Thursday, August 30, 2007

Sabbatical Year Approaching In Israel Poses Legal and Agricultural Issues

In two weeks the Jewish New Year of 5768 begins. In Israel, that prospect is posing unique legal and religious problems since that year will be a sabbatical year during which traditional Jewish law requires that land in Israel owned by Jews lay fallow. Over the years, a number of rabbis developed a legal fiction that allowed crops to continue to be grown. Farms in Israel were symbolically "sold" to non-Jews, usually Druze citizens, and then at the end of the year, were "sold" back to their former owners. Yesterday, both Haaretz and the Forward reported that increasingly ultra-Orthodox ("Haredi") rabbis are rejecting this loophole, and are insisting that the government help them enforce a stricter reading of Jewish law.
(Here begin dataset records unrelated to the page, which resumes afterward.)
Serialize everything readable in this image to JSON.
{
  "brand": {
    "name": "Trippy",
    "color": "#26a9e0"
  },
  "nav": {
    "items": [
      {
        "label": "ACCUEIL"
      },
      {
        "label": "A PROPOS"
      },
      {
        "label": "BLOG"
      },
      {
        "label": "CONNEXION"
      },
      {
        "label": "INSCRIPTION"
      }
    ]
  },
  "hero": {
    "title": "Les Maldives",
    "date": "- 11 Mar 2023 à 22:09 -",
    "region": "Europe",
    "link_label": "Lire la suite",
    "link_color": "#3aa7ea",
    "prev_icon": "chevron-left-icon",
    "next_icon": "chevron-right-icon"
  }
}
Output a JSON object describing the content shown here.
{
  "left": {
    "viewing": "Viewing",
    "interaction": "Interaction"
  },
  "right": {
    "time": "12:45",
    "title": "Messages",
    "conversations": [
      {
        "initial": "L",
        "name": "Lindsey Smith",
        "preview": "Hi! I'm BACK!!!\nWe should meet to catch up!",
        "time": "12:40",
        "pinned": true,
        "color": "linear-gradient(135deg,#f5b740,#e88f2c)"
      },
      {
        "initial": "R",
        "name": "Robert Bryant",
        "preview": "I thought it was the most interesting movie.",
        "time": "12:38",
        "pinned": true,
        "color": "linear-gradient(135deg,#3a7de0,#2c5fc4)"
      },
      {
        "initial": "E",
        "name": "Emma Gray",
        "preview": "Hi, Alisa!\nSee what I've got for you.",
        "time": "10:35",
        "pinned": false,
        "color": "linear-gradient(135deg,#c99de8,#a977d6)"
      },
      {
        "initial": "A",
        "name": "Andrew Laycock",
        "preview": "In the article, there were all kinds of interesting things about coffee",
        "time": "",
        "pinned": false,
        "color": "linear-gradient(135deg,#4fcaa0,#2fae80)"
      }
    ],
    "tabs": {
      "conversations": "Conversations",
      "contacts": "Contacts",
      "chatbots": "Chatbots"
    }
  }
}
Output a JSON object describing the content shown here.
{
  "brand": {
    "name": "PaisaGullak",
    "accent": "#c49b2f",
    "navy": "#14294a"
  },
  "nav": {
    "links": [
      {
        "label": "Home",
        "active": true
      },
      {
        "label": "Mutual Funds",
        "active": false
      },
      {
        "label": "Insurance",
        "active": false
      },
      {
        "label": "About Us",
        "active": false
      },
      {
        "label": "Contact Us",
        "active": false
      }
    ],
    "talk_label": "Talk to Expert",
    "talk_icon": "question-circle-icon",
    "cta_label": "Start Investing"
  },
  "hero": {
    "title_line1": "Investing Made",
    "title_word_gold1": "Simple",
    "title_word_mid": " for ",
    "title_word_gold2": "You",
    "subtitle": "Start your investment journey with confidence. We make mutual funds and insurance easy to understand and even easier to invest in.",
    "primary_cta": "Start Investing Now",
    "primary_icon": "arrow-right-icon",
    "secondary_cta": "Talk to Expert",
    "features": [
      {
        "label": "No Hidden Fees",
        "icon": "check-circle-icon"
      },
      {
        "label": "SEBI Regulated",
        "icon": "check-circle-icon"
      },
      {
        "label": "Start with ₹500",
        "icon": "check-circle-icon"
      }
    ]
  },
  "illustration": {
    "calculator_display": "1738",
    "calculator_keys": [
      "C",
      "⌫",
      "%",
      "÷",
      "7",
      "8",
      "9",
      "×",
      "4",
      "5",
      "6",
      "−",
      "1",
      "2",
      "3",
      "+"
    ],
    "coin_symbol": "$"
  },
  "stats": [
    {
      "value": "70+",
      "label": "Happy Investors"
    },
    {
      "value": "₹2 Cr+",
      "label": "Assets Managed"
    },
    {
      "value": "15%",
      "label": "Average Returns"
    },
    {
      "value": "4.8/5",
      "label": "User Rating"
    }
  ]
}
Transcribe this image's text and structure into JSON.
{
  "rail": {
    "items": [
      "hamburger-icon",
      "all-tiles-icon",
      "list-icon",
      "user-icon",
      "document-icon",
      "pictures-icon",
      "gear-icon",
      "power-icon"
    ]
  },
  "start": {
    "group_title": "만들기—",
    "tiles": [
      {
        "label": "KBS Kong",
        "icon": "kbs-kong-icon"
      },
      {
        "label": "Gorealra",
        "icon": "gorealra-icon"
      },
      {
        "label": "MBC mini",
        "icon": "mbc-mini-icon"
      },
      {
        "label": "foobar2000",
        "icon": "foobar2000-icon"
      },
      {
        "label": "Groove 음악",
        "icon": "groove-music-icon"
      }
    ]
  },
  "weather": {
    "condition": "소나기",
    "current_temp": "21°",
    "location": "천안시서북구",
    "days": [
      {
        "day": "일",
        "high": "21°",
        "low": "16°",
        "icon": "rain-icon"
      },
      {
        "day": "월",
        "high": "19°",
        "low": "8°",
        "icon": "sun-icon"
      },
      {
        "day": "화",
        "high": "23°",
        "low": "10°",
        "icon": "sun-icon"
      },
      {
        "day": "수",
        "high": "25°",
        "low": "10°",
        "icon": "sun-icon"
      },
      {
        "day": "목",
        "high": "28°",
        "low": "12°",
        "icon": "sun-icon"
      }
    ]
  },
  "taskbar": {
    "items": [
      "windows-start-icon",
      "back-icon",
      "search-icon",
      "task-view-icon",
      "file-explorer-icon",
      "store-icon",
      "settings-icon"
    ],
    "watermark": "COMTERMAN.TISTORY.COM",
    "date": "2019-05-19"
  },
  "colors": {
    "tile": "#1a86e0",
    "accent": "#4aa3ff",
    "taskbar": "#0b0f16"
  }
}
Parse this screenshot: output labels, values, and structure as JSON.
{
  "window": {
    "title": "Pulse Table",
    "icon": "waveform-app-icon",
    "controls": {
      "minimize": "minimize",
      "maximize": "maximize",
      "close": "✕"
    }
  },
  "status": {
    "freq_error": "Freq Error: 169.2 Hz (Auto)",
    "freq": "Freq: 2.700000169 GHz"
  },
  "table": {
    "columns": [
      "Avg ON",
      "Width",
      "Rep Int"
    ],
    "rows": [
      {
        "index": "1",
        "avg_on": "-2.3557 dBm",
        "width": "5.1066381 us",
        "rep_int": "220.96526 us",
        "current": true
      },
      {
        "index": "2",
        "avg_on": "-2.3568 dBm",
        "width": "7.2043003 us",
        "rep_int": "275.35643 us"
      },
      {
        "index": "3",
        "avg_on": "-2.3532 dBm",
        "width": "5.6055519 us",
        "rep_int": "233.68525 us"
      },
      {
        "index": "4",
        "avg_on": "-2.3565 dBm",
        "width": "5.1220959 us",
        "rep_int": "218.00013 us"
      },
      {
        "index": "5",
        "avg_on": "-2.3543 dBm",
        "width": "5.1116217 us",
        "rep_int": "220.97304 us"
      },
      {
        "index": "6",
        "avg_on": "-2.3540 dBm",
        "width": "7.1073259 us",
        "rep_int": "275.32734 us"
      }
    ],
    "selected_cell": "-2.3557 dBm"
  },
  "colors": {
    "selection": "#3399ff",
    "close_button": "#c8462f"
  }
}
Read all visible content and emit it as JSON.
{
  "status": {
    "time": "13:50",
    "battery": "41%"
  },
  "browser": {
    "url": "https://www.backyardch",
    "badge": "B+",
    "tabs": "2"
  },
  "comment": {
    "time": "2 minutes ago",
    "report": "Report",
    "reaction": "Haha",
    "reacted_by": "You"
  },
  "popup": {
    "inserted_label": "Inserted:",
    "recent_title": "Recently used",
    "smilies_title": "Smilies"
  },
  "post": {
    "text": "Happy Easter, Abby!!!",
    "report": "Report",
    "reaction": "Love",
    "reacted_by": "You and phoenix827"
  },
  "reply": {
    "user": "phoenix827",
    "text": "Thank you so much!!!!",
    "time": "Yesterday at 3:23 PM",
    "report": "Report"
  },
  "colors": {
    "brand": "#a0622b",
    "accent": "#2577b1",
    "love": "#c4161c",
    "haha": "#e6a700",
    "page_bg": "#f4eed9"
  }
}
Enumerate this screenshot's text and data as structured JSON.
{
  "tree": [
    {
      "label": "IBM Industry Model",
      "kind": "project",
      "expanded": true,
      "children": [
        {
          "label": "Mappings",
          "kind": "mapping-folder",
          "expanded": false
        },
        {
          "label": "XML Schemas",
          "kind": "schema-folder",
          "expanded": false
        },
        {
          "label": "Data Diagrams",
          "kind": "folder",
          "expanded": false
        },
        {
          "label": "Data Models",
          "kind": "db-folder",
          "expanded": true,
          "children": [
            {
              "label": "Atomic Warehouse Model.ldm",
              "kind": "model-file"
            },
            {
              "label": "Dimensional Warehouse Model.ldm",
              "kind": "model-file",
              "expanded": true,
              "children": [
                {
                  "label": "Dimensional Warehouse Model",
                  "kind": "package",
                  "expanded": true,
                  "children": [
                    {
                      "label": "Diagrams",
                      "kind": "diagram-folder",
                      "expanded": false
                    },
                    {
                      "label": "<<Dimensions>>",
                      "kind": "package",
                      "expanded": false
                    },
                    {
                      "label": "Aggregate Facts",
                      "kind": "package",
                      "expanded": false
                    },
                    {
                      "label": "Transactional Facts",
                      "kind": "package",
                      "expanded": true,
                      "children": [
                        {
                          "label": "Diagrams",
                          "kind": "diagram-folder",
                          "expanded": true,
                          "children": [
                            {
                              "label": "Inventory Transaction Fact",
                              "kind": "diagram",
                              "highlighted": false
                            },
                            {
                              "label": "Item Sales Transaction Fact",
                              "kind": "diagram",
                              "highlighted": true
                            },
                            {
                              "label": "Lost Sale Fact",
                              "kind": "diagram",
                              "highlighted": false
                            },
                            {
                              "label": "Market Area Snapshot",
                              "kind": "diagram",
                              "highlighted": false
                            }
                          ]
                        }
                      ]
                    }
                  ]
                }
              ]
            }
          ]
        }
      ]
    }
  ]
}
Earlier this month, the director-general of the Jerusalem Religious Council said that only produce that complies with the stricter interpretation should be marketed, and specified two wholesalers-- chosen without formal competition-- who would be certified as selling complying produce. Three petitions challenging that method of selecting the wholesalers have been filed with the High Court of Justice. Yerachmiel Goldin, supervisor of sabbatical year issues in the Ministry of Agriculture, believes that the High Court of Justice may instruct the rabbinate of Jerusalem and other towns to accept produce cultivated under the more liberal rules.

In past sabbatical years, the Haredi community has solved the problem by purchasing produce grown by Palestinians and crops exported from Cyprus. Leaders of one Haredi group now want the Israeli army to provide security for kosher supervisors sent to Palestinian farms in the West Bank. Other options include Jewish farmers growing crops using a method in which produce is planted on detached beds having no contact with the ground, and using crops grown in areas such as the southern Arava that are not defined by traditional Jewish law as being in the area subject to sabbatical restrictions.